Mike Belbin says that quality “makes something ... one thing rather than another …” (Letters, October 8). In that case, it can’t be a qualitative change when iron, for example, melts; it isn’t its state of matter, but its atomic structure, that makes iron “one thing rather than another”. The same is true of all the other elements, and the vast majority of compounds. Ice is no less H2O than water; ammonia is NH3 as a gas or a liquid.

Mike then changes his mind: “[A] difference of quality [is] that which alters the effects and uses of the thing ...” But this can’t be a difference in ‘quality’ according to the earlier definition - no wonder it was altered! Equivocations like this allow Mike to apply this ‘law’ in an entirely subjective manner, when and where it suits him.

Anyone who has practised genuine science knows the care and attention to detail that must be devoted by researchers, sometimes over many decades, if they want to alter even relatively minor areas of theory, let alone establish a new law. The concepts employed must be analytically sound, and the use of primary data is not only essential: it has to be precise, detailed, meticulously recorded, subject to public scrutiny and peer review.

In contrast, the Mickey Mouse science found in creationist literature is rightly treated with derision by scientists and Marxists alike. And yet, in the writings of dialecticians, we find little other than Mickey Mouse science: Engels published no original data, and what little evidence he offered would have been rejected as amateurish, had it appeared in an undergraduate essay, let alone a research paper. Compare his approach to scientific proof with Darwin’s, whose work is a model of clarity and original research. Engels failed to say what a ‘quality’ is - even Mike changed his mind on that one - or how long a ‘node’ is supposed to last. We aren’t informed, either, what the “addition of matter and energy” implies, nor what the thermodynamic boundaries are to the systems involved. We aren’t even told what constitutes a system, nor what counts as one ‘developing’! Supporting ‘evidence’ alone is considered; problem cases ignored.

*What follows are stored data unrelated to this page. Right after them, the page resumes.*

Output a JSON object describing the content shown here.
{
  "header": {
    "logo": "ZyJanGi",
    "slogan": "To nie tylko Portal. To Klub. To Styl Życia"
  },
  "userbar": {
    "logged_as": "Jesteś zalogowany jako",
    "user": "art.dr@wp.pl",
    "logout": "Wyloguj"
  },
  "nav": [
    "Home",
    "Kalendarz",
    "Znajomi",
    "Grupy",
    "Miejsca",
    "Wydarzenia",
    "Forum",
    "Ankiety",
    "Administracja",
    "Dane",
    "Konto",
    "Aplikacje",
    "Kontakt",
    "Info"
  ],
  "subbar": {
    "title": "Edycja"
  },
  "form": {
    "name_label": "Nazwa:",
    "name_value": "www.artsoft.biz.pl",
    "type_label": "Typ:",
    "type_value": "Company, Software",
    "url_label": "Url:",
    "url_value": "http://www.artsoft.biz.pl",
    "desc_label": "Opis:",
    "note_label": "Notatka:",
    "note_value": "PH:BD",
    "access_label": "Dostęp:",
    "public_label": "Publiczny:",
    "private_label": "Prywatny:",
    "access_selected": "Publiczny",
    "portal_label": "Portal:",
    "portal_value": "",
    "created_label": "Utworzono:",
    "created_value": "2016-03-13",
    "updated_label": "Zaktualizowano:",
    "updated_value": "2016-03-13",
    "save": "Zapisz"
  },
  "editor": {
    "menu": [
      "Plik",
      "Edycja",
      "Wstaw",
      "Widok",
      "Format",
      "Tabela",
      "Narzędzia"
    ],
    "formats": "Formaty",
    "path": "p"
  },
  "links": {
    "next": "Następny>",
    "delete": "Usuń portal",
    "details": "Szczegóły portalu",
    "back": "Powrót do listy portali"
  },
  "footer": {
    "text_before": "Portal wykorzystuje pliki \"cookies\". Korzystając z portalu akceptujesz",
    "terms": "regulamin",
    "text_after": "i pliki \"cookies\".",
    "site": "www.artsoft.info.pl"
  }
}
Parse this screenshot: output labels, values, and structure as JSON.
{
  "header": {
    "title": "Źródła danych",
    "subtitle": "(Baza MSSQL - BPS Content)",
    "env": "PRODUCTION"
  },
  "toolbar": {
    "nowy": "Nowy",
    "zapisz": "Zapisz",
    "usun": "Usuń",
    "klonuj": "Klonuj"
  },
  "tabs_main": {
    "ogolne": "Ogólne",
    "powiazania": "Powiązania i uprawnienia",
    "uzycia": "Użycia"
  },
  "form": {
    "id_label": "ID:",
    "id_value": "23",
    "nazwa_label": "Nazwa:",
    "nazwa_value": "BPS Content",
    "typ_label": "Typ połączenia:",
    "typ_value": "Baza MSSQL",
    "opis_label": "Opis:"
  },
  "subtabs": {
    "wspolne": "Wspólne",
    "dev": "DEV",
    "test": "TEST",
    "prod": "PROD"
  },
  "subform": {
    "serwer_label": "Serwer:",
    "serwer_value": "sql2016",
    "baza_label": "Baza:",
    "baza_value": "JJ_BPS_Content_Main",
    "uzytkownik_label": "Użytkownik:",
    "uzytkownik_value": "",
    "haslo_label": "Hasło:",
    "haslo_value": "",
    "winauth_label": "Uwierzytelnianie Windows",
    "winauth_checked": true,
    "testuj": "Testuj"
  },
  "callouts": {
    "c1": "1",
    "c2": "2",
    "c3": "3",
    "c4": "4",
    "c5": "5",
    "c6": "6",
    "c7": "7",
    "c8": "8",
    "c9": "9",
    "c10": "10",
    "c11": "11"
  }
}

When we compare this amateurish approach to evidence, proof and clarity with the opposite state of affairs in, say, historical materialism, the contrast is stark: in economics, history and politics, Marxists often display commendable attention to detail and admirable clarity, including page after page of facts, figures, tables, graphs, and analyses, all carefully researched and referenced. They also devote several pages - sometimes whole books - to analysing concepts like ‘ideology’, ‘mode of production’ and ‘alienation’,but hardly ever even so much as a single paragraph to ‘quality’ or ‘node’, let alone the other omissions noted above.

If an enemy of Marxism were to attack, say, our economic theory with an argumentative display that was as crassly amateurish or as evidentially challenged as the material dialecticians have assembled, we would rightly dismiss it as Mickey Mouse anti-Marxism.